Look at what’s already working and lean on proven patterns while staying different enough to stand out.
Two examples:
- Say you're making a video on financial advice. Search an adjacent niche — legal — and you find "legal myths that will land you in prison." Adapt it: "financial myths that will make you bankrupt."
- The channel Lofi Cinema made a video essay on creativity that hit 2.7 million views — a massive outlier. Joanna Wiebe recognized the packaging was working and adapted it for her own video, which did over 100x her typical performance. She didn't invent new packaging. She built on something already proven.
You don’t need final packaging before you produce, but you should have a few strong ideas you know have potential. Because if the packaging doesn’t land, it doesn’t matter how strong the idea is — nobody will ever see it.

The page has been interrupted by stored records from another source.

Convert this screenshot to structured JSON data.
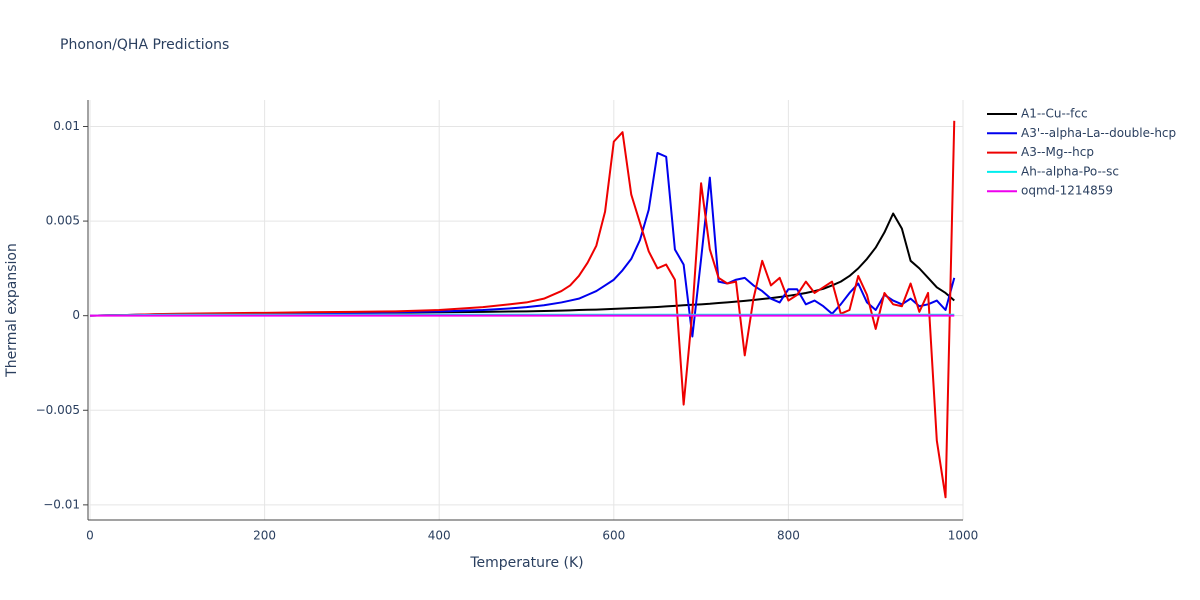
{
  "chart_data": {
    "type": "line",
    "title": "Phonon/QHA Predictions",
    "x_label": "Temperature (K)",
    "y_label": "Thermal expansion",
    "x": [
      0,
      25,
      50,
      75,
      100,
      150,
      200,
      250,
      300,
      350,
      400,
      450,
      480,
      500,
      520,
      540,
      550,
      560,
      570,
      580,
      590,
      600,
      610,
      620,
      630,
      640,
      650,
      660,
      670,
      680,
      690,
      700,
      710,
      720,
      730,
      740,
      750,
      760,
      770,
      780,
      790,
      800,
      810,
      820,
      830,
      840,
      850,
      860,
      870,
      880,
      890,
      900,
      910,
      920,
      930,
      940,
      950,
      960,
      970,
      980,
      990
    ],
    "xlim": [
      0,
      1000
    ],
    "xticks": [
      0,
      200,
      400,
      600,
      800,
      1000
    ],
    "ylim": [
      -0.0108,
      0.0114
    ],
    "yticks": [
      {
        "value": -0.01,
        "label": "−0.01"
      },
      {
        "value": -0.005,
        "label": "−0.005"
      },
      0,
      0.005,
      0.01
    ],
    "grid": true,
    "legend_position": "right",
    "series": [
      {
        "name": "A1--Cu--fcc",
        "color": "#000000",
        "values": [
          0,
          2e-05,
          4e-05,
          7e-05,
          8e-05,
          0.0001,
          0.00012,
          0.00013,
          0.00015,
          0.00016,
          0.00018,
          0.0002,
          0.00022,
          0.00023,
          0.00025,
          0.00027,
          0.00028,
          0.0003,
          0.00031,
          0.00032,
          0.00034,
          0.00036,
          0.00038,
          0.0004,
          0.00042,
          0.00044,
          0.00046,
          0.00049,
          0.00052,
          0.00055,
          0.00058,
          0.0006,
          0.00063,
          0.00067,
          0.0007,
          0.00074,
          0.00078,
          0.00083,
          0.00088,
          0.00093,
          0.00099,
          0.00105,
          0.00112,
          0.0012,
          0.0013,
          0.00142,
          0.0016,
          0.0018,
          0.0021,
          0.0025,
          0.003,
          0.0036,
          0.0044,
          0.0054,
          0.0046,
          0.0029,
          0.0025,
          0.002,
          0.0015,
          0.0012,
          0.0008
        ]
      },
      {
        "name": "A3'--alpha-La--double-hcp",
        "color": "#0000ee",
        "values": [
          0,
          2e-05,
          4e-05,
          6e-05,
          7e-05,
          9e-05,
          0.0001,
          0.00012,
          0.00015,
          0.00018,
          0.00022,
          0.0003,
          0.00038,
          0.00045,
          0.00055,
          0.0007,
          0.0008,
          0.0009,
          0.0011,
          0.0013,
          0.0016,
          0.0019,
          0.0024,
          0.003,
          0.004,
          0.0056,
          0.0086,
          0.0084,
          0.0035,
          0.0027,
          -0.0011,
          0.003,
          0.0073,
          0.0018,
          0.0017,
          0.0019,
          0.002,
          0.0016,
          0.0013,
          0.0009,
          0.0007,
          0.0014,
          0.0014,
          0.0006,
          0.0008,
          0.0005,
          0.0001,
          0.0006,
          0.0012,
          0.0017,
          0.0007,
          0.0003,
          0.0011,
          0.0008,
          0.0006,
          0.0009,
          0.0005,
          0.0006,
          0.0008,
          0.0003,
          0.002
        ]
      },
      {
        "name": "A3--Mg--hcp",
        "color": "#ee0000",
        "values": [
          0,
          2e-05,
          4e-05,
          8e-05,
          0.0001,
          0.00013,
          0.00015,
          0.00018,
          0.0002,
          0.00023,
          0.0003,
          0.00045,
          0.0006,
          0.0007,
          0.0009,
          0.0013,
          0.0016,
          0.0021,
          0.0028,
          0.0037,
          0.0055,
          0.0092,
          0.0097,
          0.0064,
          0.0049,
          0.0034,
          0.0025,
          0.0027,
          0.0019,
          -0.0047,
          0.0002,
          0.007,
          0.0035,
          0.002,
          0.0017,
          0.0018,
          -0.0021,
          0.0009,
          0.0029,
          0.0016,
          0.002,
          0.0008,
          0.0011,
          0.0018,
          0.0012,
          0.0015,
          0.0018,
          0.0001,
          0.0003,
          0.0021,
          0.0011,
          -0.0007,
          0.0012,
          0.0006,
          0.0005,
          0.0017,
          0.0002,
          0.0012,
          -0.0066,
          -0.0096,
          0.0103
        ]
      },
      {
        "name": "Ah--alpha-Po--sc",
        "color": "#00eeee",
        "values": [
          0,
          2e-05,
          3e-05,
          4e-05,
          5e-05,
          5e-05,
          5e-05,
          5e-05,
          5e-05,
          5e-05,
          5e-05,
          5e-05,
          5e-05,
          5e-05,
          5e-05,
          5e-05,
          5e-05,
          5e-05,
          5e-05,
          5e-05,
          5e-05,
          5e-05,
          5e-05,
          5e-05,
          5e-05,
          5e-05,
          5e-05,
          5e-05,
          5e-05,
          5e-05,
          5e-05,
          5e-05,
          5e-05,
          5e-05,
          5e-05,
          5e-05,
          5e-05,
          5e-05,
          5e-05,
          5e-05,
          5e-05,
          5e-05,
          5e-05,
          5e-05,
          5e-05,
          5e-05,
          5e-05,
          5e-05,
          5e-05,
          5e-05,
          5e-05,
          5e-05,
          5e-05,
          5e-05,
          5e-05,
          5e-05,
          5e-05,
          5e-05,
          5e-05,
          5e-05,
          5e-05
        ]
      },
      {
        "name": "oqmd-1214859",
        "color": "#ee00ee",
        "values": [
          0,
          0,
          0,
          0,
          0,
          0,
          0,
          0,
          0,
          0,
          0,
          0,
          0,
          0,
          0,
          0,
          0,
          0,
          0,
          0,
          0,
          0,
          0,
          0,
          0,
          0,
          0,
          0,
          0,
          0,
          0,
          0,
          0,
          0,
          0,
          0,
          0,
          0,
          0,
          0,
          0,
          0,
          0,
          0,
          0,
          0,
          0,
          0,
          0,
          0,
          0,
          0,
          0,
          0,
          0,
          0,
          0,
          0,
          0,
          0,
          0
        ]
      }
    ]
  }
}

3. Run the "best video" test
Ask yourself: could your video be the best video someone watches on this topic? You don’t need the biggest channel or the highest production value.
You need the most valuable video — more depth, a more novel angle, and ideally information only you have access to. If your business holds data or knowledge no one else does, that’s what makes your video rise above the rest.
If you look at what already ranks and can’t meaningfully improve on it, sharpen the angle or move on.
When an idea is worth making
That’s the system. Three levels:
- Your audience cares about it.
- The market wants it.
- You know how to execute it to win the click and keep viewers watching.
When an idea clears all three, that’s your green light — a validated idea with outlier potential. You’re not guessing anymore. You’re executing proven ideas grounded in research and data.